I've had gloves rip on me so yes, I feel the need to double glove. feces was all over the side rails so I gowned up just in case. I tried not to go into the poopy details but it wasn't just a matter of solid poop on the ground. It was on the bed, the patient, his clothes. The stools that were on the ground weren't rock hard stools that got picked up in one scoop. It was a happy trail on to the bathroom. We had to clean up the patient, toss his street clothes in the laundry, run wipes on his bed. siderails and bedside table. The patient ended up making more mess in the bathroom. I didn't emphasize this as I know it was my responsibility to clean up the patient and the bedside area but I wanted to ask what the common policy is when it happens somewhere other than the bedside.

I'm not sure what didn't add up with this incident but I do love reading a conspiracy theory or two!

So not only are you now cleaning up the patient, but you are also cleaning up the room as well. Amazing.

How can you clean a bathroom without being exposed to bodily fluids?

Exactly. I had to laugh one time when a housekeeper took the time to chase me down to empty a commode in the toilet before she would clean it. I didn't ask her to clean it, I just had a patient discharged and was in the middle of a crashing admission that I didn't worry about checking the commode I emptied the last time I toiletted the patient.

My thoughts were, but your going to clean the emptied commode and the toilet I emptied it into. I'm surprised I'm not called to flush the bowl when someone forgets to do it themselves...

Egesse

30 Posts

I also work at a hospital where housekeeping is unionized and does not have to touch any bodily fluids. Also, nurses or aides are expected to "strip" the room and remove linens and trash and housekeeping just changes trash bags, quick mops the floor, and wipes down the counters. To me, it is ridiculous. I have no problem cleaning up feces, urine, blood etc. but it's frusteating when I feel like I do more cleaning than employees hired to clean.

Specializes in Adult Primary Care.
Oh Persephone Paige I needed that laugh this morning! Thanks girl!

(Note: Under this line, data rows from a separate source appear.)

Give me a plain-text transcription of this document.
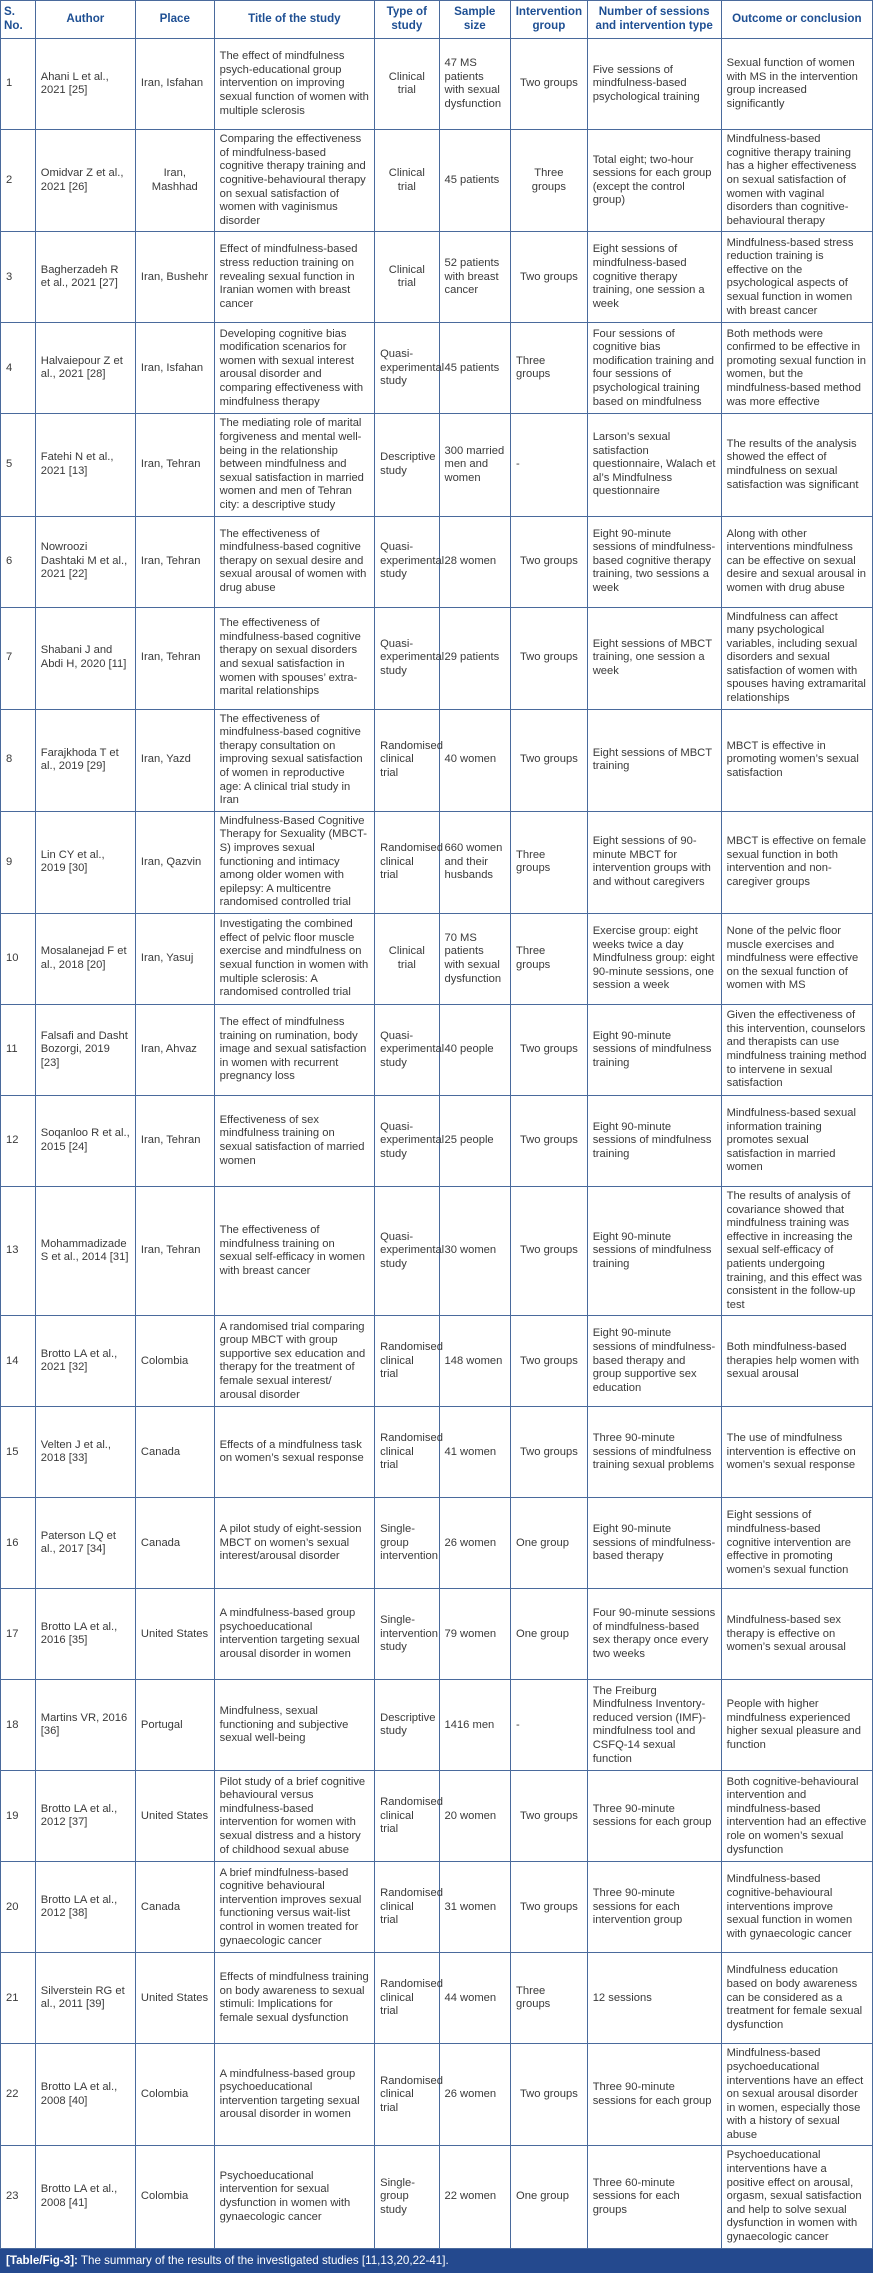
S. No.	Author	Place	Title of the study	Type of study	Sample size	Intervention group	Number of sessions and intervention type	Outcome or conclusion
1	Ahani L et al., 2021 [25]	Iran, Isfahan	The effect of mindfulness psych-educational group intervention on improving sexual function of women with multiple sclerosis	Clinical trial	47 MS patients with sexual dysfunction	Two groups	Five sessions of mindfulness-based psychological training	Sexual function of women with MS in the intervention group increased significantly
2	Omidvar Z et al., 2021 [26]	Iran, Mashhad	Comparing the effectiveness of mindfulness-based cognitive therapy training and cognitive-behavioural therapy on sexual satisfaction of women with vaginismus disorder	Clinical trial	45 patients	Three groups	Total eight; two-hour sessions for each group (except the control group)	Mindfulness-based cognitive therapy training has a higher effectiveness on sexual satisfaction of women with vaginal disorders than cognitive-behavioural therapy
3	Bagherzadeh R et al., 2021 [27]	Iran, Bushehr	Effect of mindfulness-based stress reduction training on revealing sexual function in Iranian women with breast cancer	Clinical trial	52 patients with breast cancer	Two groups	Eight sessions of mindfulness-based cognitive therapy training, one session a week	Mindfulness-based stress reduction training is effective on the psychological aspects of sexual function in women with breast cancer
4	Halvaiepour Z et al., 2021 [28]	Iran, Isfahan	Developing cognitive bias modification scenarios for women with sexual interest arousal disorder and comparing effectiveness with mindfulness therapy	Quasi-experimental study	45 patients	Three groups	Four sessions of cognitive bias modification training and four sessions of psychological training based on mindfulness	Both methods were confirmed to be effective in promoting sexual function in women, but the mindfulness-based method was more effective
5	Fatehi N et al., 2021 [13]	Iran, Tehran	The mediating role of marital forgiveness and mental well-being in the relationship between mindfulness and sexual satisfaction in married women and men of Tehran city: a descriptive study	Descriptive study	300 married men and women	-	Larson’s sexual satisfaction questionnaire, Walach et al’s Mindfulness questionnaire	The results of the analysis showed the effect of mindfulness on sexual satisfaction was significant
6	Nowroozi Dashtaki M et al., 2021 [22]	Iran, Tehran	The effectiveness of mindfulness-based cognitive therapy on sexual desire and sexual arousal of women with drug abuse	Quasi-experimental study	28 women	Two groups	Eight 90-minute sessions of mindfulness-based cognitive therapy training, two sessions a week	Along with other interventions mindfulness can be effective on sexual desire and sexual arousal in women with drug abuse
7	Shabani J and Abdi H, 2020 [11]	Iran, Tehran	The effectiveness of mindfulness-based cognitive therapy on sexual disorders and sexual satisfaction in women with spouses’ extra-marital relationships	Quasi-experimental study	29 patients	Two groups	Eight sessions of MBCT training, one session a week	Mindfulness can affect many psychological variables, including sexual disorders and sexual satisfaction of women with spouses having extramarital relationships
8	Farajkhoda T et al., 2019 [29]	Iran, Yazd	The effectiveness of mindfulness-based cognitive therapy consultation on improving sexual satisfaction of women in reproductive age: A clinical trial study in Iran	Randomised clinical trial	40 women	Two groups	Eight sessions of MBCT training	MBCT is effective in promoting women’s sexual satisfaction
9	Lin CY et al., 2019 [30]	Iran, Qazvin	Mindfulness-Based Cognitive Therapy for Sexuality (MBCT-S) improves sexual functioning and intimacy among older women with epilepsy: A multicentre randomised controlled trial	Randomised clinical trial	660 women and their husbands	Three groups	Eight sessions of 90-minute MBCT for intervention groups with and without caregivers	MBCT is effective on female sexual function in both intervention and non-caregiver groups
10	Mosalanejad F et al., 2018 [20]	Iran, Yasuj	Investigating the combined effect of pelvic floor muscle exercise and mindfulness on sexual function in women with multiple sclerosis: A randomised controlled trial	Clinical trial	70 MS patients with sexual dysfunction	Three groups	Exercise group: eight weeks twice a day Mindfulness group: eight 90-minute sessions, one session a week	None of the pelvic floor muscle exercises and mindfulness were effective on the sexual function of women with MS
11	Falsafi and Dasht Bozorgi, 2019 [23]	Iran, Ahvaz	The effect of mindfulness training on rumination, body image and sexual satisfaction in women with recurrent pregnancy loss	Quasi-experimental study	40 people	Two groups	Eight 90-minute sessions of mindfulness training	Given the effectiveness of this intervention, counselors and therapists can use mindfulness training method to intervene in sexual satisfaction
12	Soqanloo R et al., 2015 [24]	Iran, Tehran	Effectiveness of sex mindfulness training on sexual satisfaction of married women	Quasi-experimental study	25 people	Two groups	Eight 90-minute sessions of mindfulness training	Mindfulness-based sexual information training promotes sexual satisfaction in married women
13	Mohammadizade S et al., 2014 [31]	Iran, Tehran	The effectiveness of mindfulness training on sexual self-efficacy in women with breast cancer	Quasi-experimental study	30 women	Two groups	Eight 90-minute sessions of mindfulness training	The results of analysis of covariance showed that mindfulness training was effective in increasing the sexual self-efficacy of patients undergoing training, and this effect was consistent in the follow-up test
14	Brotto LA et al., 2021 [32]	Colombia	A randomised trial comparing group MBCT with group supportive sex education and therapy for the treatment of female sexual interest/ arousal disorder	Randomised clinical trial	148 women	Two groups	Eight 90-minute sessions of mindfulness-based therapy and group supportive sex education	Both mindfulness-based therapies help women with sexual arousal
15	Velten J et al., 2018 [33]	Canada	Effects of a mindfulness task on women’s sexual response	Randomised clinical trial	41 women	Two groups	Three 90-minute sessions of mindfulness training sexual problems	The use of mindfulness intervention is effective on women’s sexual response
16	Paterson LQ et al., 2017 [34]	Canada	A pilot study of eight-session MBCT on women’s sexual interest/arousal disorder	Single-group intervention	26 women	One group	Eight 90-minute sessions of mindfulness-based therapy	Eight sessions of mindfulness-based cognitive intervention are effective in promoting women’s sexual function
17	Brotto LA et al., 2016 [35]	United States	A mindfulness-based group psychoeducational intervention targeting sexual arousal disorder in women	Single-intervention study	79 women	One group	Four 90-minute sessions of mindfulness-based sex therapy once every two weeks	Mindfulness-based sex therapy is effective on women’s sexual arousal
18	Martins VR, 2016 [36]	Portugal	Mindfulness, sexual functioning and subjective sexual well-being	Descriptive study	1416 men	-	The Freiburg Mindfulness Inventory-reduced version (IMF)- mindfulness tool and CSFQ-14 sexual function	People with higher mindfulness experienced higher sexual pleasure and function
19	Brotto LA et al., 2012 [37]	United States	Pilot study of a brief cognitive behavioural versus mindfulness-based intervention for women with sexual distress and a history of childhood sexual abuse	Randomised clinical trial	20 women	Two groups	Three 90-minute sessions for each group	Both cognitive-behavioural intervention and mindfulness-based intervention had an effective role on women’s sexual dysfunction
20	Brotto LA et al., 2012 [38]	Canada	A brief mindfulness-based cognitive behavioural intervention improves sexual functioning versus wait-list control in women treated for gynaecologic cancer	Randomised clinical trial	31 women	Two groups	Three 90-minute sessions for each intervention group	Mindfulness-based cognitive-behavioural interventions improve sexual function in women with gynaecologic cancer
21	Silverstein RG et al., 2011 [39]	United States	Effects of mindfulness training on body awareness to sexual stimuli: Implications for female sexual dysfunction	Randomised clinical trial	44 women	Three groups	12 sessions	Mindfulness education based on body awareness can be considered as a treatment for female sexual dysfunction
22	Brotto LA et al., 2008 [40]	Colombia	A mindfulness-based group psychoeducational intervention targeting sexual arousal disorder in women	Randomised clinical trial	26 women	Two groups	Three 90-minute sessions for each group	Mindfulness-based psychoeducational interventions have an effect on sexual arousal disorder in women, especially those with a history of sexual abuse
23	Brotto LA et al., 2008 [41]	Colombia	Psychoeducational intervention for sexual dysfunction in women with gynaecologic cancer	Single-group study	22 women	One group	Three 60-minute sessions for each groups	Psychoeducational interventions have a positive effect on arousal, orgasm, sexual satisfaction and help to solve sexual dysfunction in women with gynaecologic cancer
[Table/Fig-3]: The summary of the results of the investigated studies [11,13,20,22-41].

:coffee: :nailbiting: :woot: :lol2:

Crap (sorry had to say it :sarcastic:) I worked with a waitress who had this happen with a regular customer, like 90, who'd come in with his son, like 70's. It, the formed stool, just fell right out of his pant leg onto the carpeted floor in the middle of the dining room. The experienced waitress, like 50's, just swooped down with a damp rag towel and picked it up from the carpet like it was nothing before his son even had a chance to be embarrassed, like a pro. Me, like 18 at the time, thought wow that was pretty impressive but I've got to get a better job with more money, hmm maybe nursing, I do like people. :up::dummy1:

I just laughed so hard I almost choked on my coffee!!!!!